Особенно, когда ругают за дело.
— Твой, этот, приходил, — забубнил папа строго. — Искал! Ты хоть представляешь, что мы тут надумали!? Пропала и телефон не берёт! Рассказывай, давай. Почему не отвечала? Куда пропала? Я тебя спрашиваю!
Я похолодела.
Надо было начать что-то говорить…
Хоть что-нибудь, а то надумают себе ещё хуже…
— В клубе было ужасно, это друзья потащили, — начала я с правды, не решаясь снимать плащ. Под ним было слишком коротко для подобных «родительских» выговоров. Слишком вызывающе. Я надеялась, что папе надоест так стоять и он пойдёт сердиться куда-нибудь на кухню, к маме, а я незаметно проскочу переодеться. Но папа сложил руки и основательно упёрся плечом в стенку:
— Ну, и?
— Я немного побыла там и пошла домой пешком, через центр и озеро, прогуляться хотелось, подышать… — придумывала я на ходу, теребя сумку, оправдываясь, как маленькая девочка. — Забыла включить звук на телефоне, а там машины шумят, не слышала… прости…
— А ЭТОТ чего не проводил? Балбес твой. Лиза говорит на машине заехал, чего обратно не подвёз?
— Да там… так вышло… мы немного поссорились… и я сама ушла.

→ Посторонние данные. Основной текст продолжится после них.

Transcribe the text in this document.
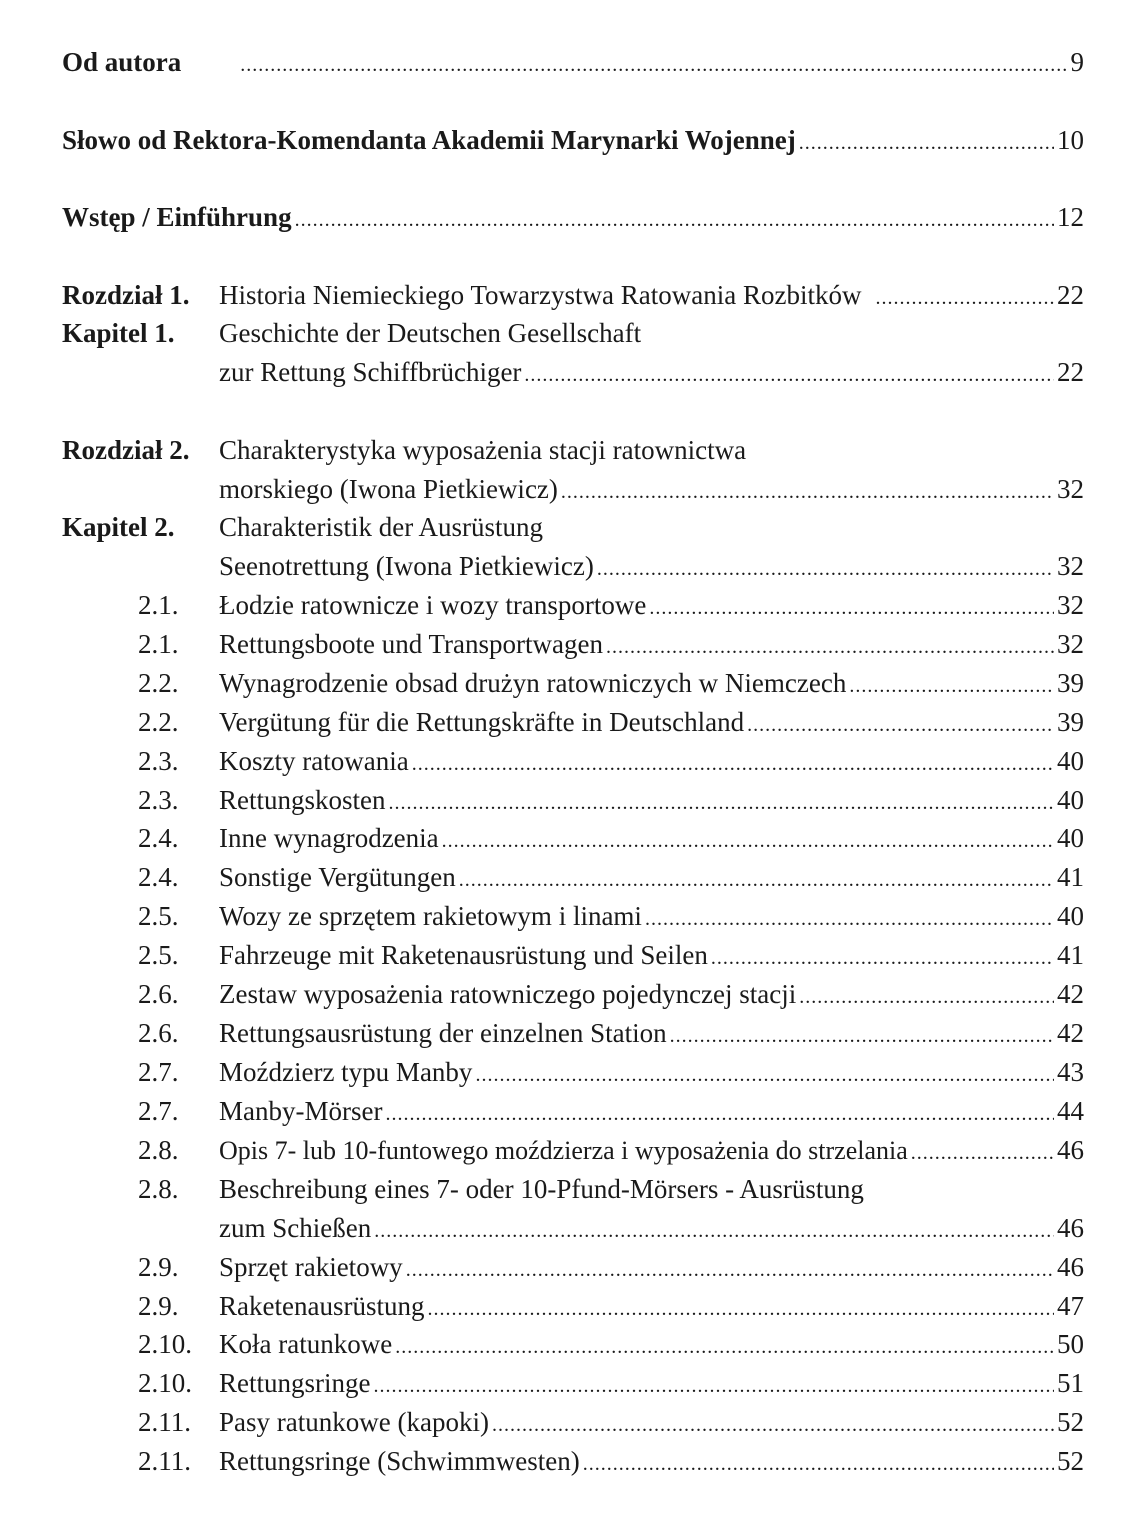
Od autora .....	9
Słowo od Rektora-Komendanta Akademii Marynarki Wojennej .....	10
Wstęp / Einführung .....	12
Rozdział 1. Historia Niemieckiego Towarzystwa Ratowania Rozbitków .....	22
Kapitel 1. Geschichte der Deutschen Gesellschaft
zur Rettung Schiffbrüchiger .....	22
Rozdział 2. Charakterystyka wyposażenia stacji ratownictwa
morskiego (Iwona Pietkiewicz) .....	32
Kapitel 2. Charakteristik der Ausrüstung
Seenotrettung (Iwona Pietkiewicz) .....	32
2.1. Łodzie ratownicze i wozy transportowe .....	32
2.1. Rettungsboote und Transportwagen .....	32
2.2. Wynagrodzenie obsad drużyn ratowniczych w Niemczech .....	39
2.2. Vergütung für die Rettungskräfte in Deutschland .....	39
2.3. Koszty ratowania .....	40
2.3. Rettungskosten .....	40
2.4. Inne wynagrodzenia .....	40
2.4. Sonstige Vergütungen .....	41
2.5. Wozy ze sprzętem rakietowym i linami .....	40
2.5. Fahrzeuge mit Raketenausrüstung und Seilen .....	41
2.6. Zestaw wyposażenia ratowniczego pojedynczej stacji .....	42
2.6. Rettungsausrüstung der einzelnen Station .....	42
2.7. Moździerz typu Manby .....	43
2.7. Manby-Mörser .....	44
2.8. Opis 7- lub 10-funtowego moździerza i wyposażenia do strzelania .....	46
2.8. Beschreibung eines 7- oder 10-Pfund-Mörsers - Ausrüstung
zum Schießen .....	46
2.9. Sprzęt rakietowy .....	46
2.9. Raketenausrüstung .....	47
2.10. Koła ratunkowe .....	50
2.10. Rettungsringe .....	51
2.11. Pasy ratunkowe (kapoki) .....	52
2.11. Rettungsringe (Schwimmwesten) .....	52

— Нормально, блин, «немного» и ускакала по городу одна. А случись что?! Не подумала своей головой?! Девка! Одна! Ходит по ночным улицам! Чтоб больше никаких клубов, поняла? И в десять дома! Темнеет рано! Нервов на тебя, стрекоза, не напасёшься… — забурчал он, вроде как спокойней — вроде бы мои ответы его устроили.
Я тихонько выдохнула и расстегнула сапоги.
— Хорошо, пап, не бойся, больше никаких клубов… это было просто ужасно… и ноги стёрла, надо было обратно хотя бы на такси… ты прав…
Папа смиловался.
Он любит, когда он прав.
Кто ж не любит?
Я воспользовалась его заминкой и проскочила в ванную прямо в плаще, типа я забыла про него от усталости. Наскоро поплескалась в душе и завернулась в халат.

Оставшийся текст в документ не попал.